A green energy firm is predicting “Armageddon” for the solar industry after Government brought out plans to cut the solar Feed-in Tariff (FiT) subsidy yesterday.
Announcing a new FiT rate of 21p/kWh yesterday morning, Energy Minister Greg Barker suggested the cost of solar panels will drop to a point which makes the new rate feasible.

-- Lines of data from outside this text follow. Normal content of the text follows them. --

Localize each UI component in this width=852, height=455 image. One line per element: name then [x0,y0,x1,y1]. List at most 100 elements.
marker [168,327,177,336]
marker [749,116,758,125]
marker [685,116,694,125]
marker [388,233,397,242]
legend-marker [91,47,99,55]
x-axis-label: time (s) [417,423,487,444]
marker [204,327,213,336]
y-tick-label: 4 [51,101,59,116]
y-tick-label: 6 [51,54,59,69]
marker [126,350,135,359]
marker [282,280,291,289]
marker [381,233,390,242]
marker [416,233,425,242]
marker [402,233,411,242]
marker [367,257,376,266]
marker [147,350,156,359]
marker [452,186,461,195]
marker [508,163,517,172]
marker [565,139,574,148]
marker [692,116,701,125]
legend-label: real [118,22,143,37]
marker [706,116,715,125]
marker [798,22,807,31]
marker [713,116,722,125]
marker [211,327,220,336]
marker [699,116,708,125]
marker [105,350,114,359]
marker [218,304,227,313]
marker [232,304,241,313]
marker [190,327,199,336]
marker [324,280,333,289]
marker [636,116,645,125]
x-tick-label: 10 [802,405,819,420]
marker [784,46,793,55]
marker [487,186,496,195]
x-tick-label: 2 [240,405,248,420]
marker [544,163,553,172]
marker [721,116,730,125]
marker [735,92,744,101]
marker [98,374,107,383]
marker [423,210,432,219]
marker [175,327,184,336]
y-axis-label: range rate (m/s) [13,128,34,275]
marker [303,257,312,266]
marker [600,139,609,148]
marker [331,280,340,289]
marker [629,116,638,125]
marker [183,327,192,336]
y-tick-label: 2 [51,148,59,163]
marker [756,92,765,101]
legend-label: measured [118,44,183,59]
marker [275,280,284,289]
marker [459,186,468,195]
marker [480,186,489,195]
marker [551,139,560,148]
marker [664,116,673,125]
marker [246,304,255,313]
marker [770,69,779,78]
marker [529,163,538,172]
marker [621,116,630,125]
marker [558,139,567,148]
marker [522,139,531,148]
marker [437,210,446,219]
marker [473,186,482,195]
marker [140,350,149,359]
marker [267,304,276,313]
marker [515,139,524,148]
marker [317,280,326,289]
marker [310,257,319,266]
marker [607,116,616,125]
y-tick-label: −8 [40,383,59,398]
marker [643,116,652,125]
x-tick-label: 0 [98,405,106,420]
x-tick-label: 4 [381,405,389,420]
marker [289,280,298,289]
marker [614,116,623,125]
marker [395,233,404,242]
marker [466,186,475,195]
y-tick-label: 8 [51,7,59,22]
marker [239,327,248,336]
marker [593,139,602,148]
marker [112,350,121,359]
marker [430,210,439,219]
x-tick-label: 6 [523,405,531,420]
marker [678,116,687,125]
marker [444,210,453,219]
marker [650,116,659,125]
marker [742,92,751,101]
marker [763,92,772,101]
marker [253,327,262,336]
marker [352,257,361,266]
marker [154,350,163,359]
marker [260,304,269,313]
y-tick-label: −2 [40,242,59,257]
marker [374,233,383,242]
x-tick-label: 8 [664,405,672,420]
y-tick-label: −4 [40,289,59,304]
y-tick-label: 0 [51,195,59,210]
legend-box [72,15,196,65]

DECC also claims slashing the subsidy is essential to keep within its budget and protect the money for home owner installations.
But plans for a “dynamic” subsidy rate, which would allow Government to regularly cut the FiT in line with lowering solar panel costs, are attracting fierce criticism.
Some solar suppliers are alarmed the rate could go down to around 14p/kwH.
David Hunt, a director at energy supplier Eco Environments said: “A reduction to a tariff as low as 13.6p in just a few months’ time is the equivalent of Armageddon for the solar industry.
“There is simply no way that product and installation costs will drop that much in such a short period of time to make such a low tariff rate economically viable.”
He further criticised proposals to review the FiT rate every six-months as “flying in the face” of Greg Barker’s ambition for 22GW worth of solar installations before 2020.
However Energy Minister Greg Barker stood firm against such complaints, telling reporters that certain parts of the solar industry had to “Get real… the scheme is for the many, not for the few.”